Il fatto - 6/8/2002
Il divorzio di Biaggi
La Yamaha e la favola dei talenti
Quattro anni è durato il matrimonio fra Max Biaggi
e la Yamaha. Una unione dalla quale sono nate sei vittorie, un titolo
di vicecampione del mondo piloti, nel 2001 ed un mondiale marche, nel
2000. Un bottino discreto, tenendo conto che quando il romano è
approdato ad Iwata la casa giapponese aveva raggiunto il punto più
basso dal suo ingresso nel motomondiale, avvenuto nel 1974 con Giacomo
Agostini e coronato l'anno successivo da un mondiale piloti battendo
Phil Read e la mitica MV Agusta.
Questo risultato, grazie al quale la casa dei diapason può cercare
ora di rilanciarsi come principale antagonista della Honda, dopo aver
riconfermato Carlos Checa per due anni, non ha però soddisfatto
Biaggi che, dopo aver lavorato duro e sviluppato non solo la YZR 500,
ma anche la nuova M1 non ha visto i suoi sforzi premiati con l'arrivo
di una moto veramente competitiva. Il risultato è stato un divorzio
- trapelato la settimana scorsa ma mai ufficializzato - che era però
nell'aria dal GP del Sachsenring. Lì infatti la Yamaha aveva
fatto il primo passo presentando un contratto allo spagnolo, ma non
offrendo alcuna seria garanzia tecnica al Corsaro. Questi, infatti,
aveva chiesto un programma chiaro, delle certezze, in vista del 2003.
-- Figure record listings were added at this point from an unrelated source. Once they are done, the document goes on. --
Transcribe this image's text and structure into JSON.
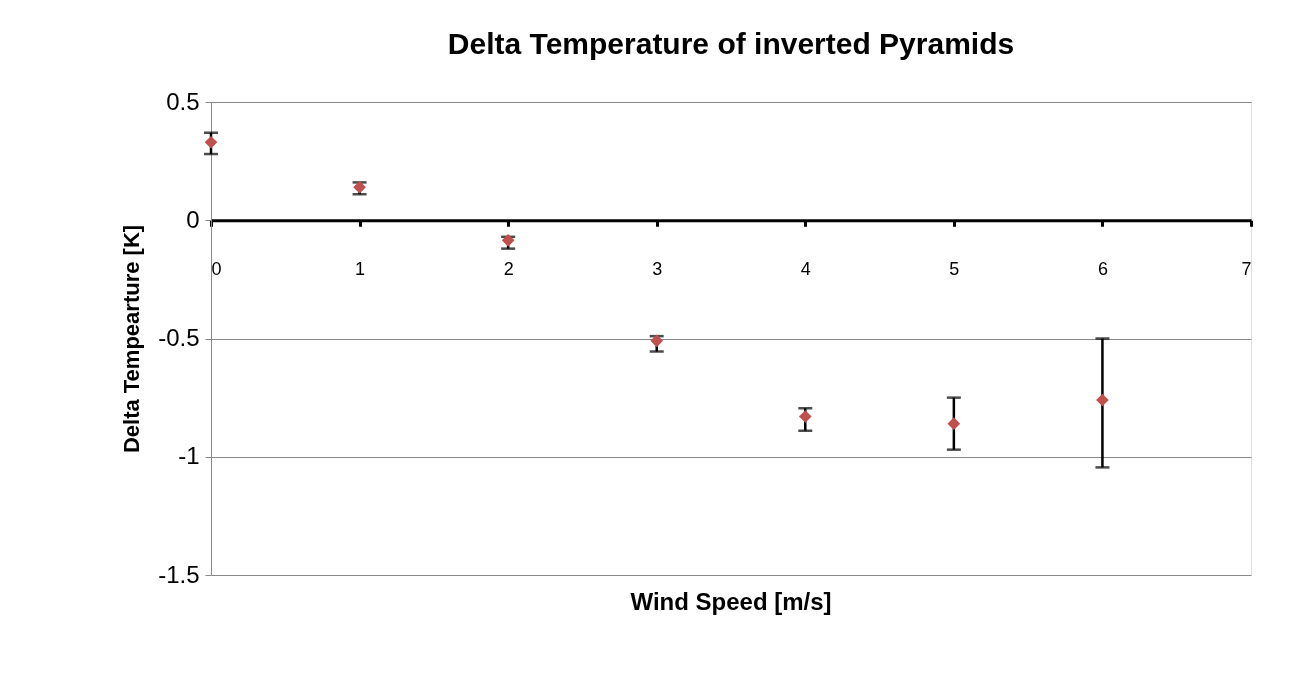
{
  "chart_data": {
    "type": "scatter",
    "title": "Delta Temperature of inverted Pyramids",
    "xlabel": "Wind Speed [m/s]",
    "ylabel": "Delta Tempearture [K]",
    "x": [
      0,
      1,
      2,
      3,
      4,
      5,
      6
    ],
    "values": [
      0.33,
      0.14,
      -0.085,
      -0.51,
      -0.83,
      -0.86,
      -0.76
    ],
    "errors": [
      [
        0.28,
        0.37
      ],
      [
        0.11,
        0.16
      ],
      [
        -0.12,
        -0.07
      ],
      [
        -0.555,
        -0.49
      ],
      [
        -0.89,
        -0.795
      ],
      [
        -0.97,
        -0.75
      ],
      [
        -1.045,
        -0.5
      ]
    ],
    "color": "#c0504d",
    "marker": "diamond",
    "xlim": [
      0,
      7
    ],
    "xticks": [
      0,
      1,
      2,
      3,
      4,
      5,
      6,
      7
    ],
    "ylim": [
      -1.5,
      0.5
    ],
    "yticks": [
      -1.5,
      -1,
      -0.5,
      0,
      0.5
    ],
    "grid": "y"
  }
}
Stanco, probabilmente, dopo quattro anni di lotta, di dover sempre inseguire
lo strapotere Honda, divenuto quest'anno qualcosa di più: una
autentica dittatura grazie all'imbattibile Rc211V, la cinque cilindri
di Valentino Rossi.
Non è dato conoscere i punti esatti del disaccordo ma è
certo che la Yamaha, di recente abbandonata anche dalla Marlboro, ha
perso in un sol colpo il più munifico degli sponsor ed il migliore
dei piloti, risultati alla mano. Un fatto, incontrovertibile, che se
da un lato non parla a favore della gestione di uomini e mezzi operata
da Lin Jarvis e Davide Brivio, dall'altro è l'involontaria conferma
dei limiti organizzativi dell'attuale struttura.
Non si può, infatti, addebitare tutte le colpe dei fallimenti
della Yamaha negli ultimi anni, né ai tecnici né ai piloti.
E' stata invece la scarsa professionalità di chi ha gestito un
team multimiliardario ad affossare le ambizioni dei suoi uomini di punta.
E' un po' la conferma della favola dei talenti: qualsiasi tesoro, nelle
mani sbagliate, non produrrà alcun frutto.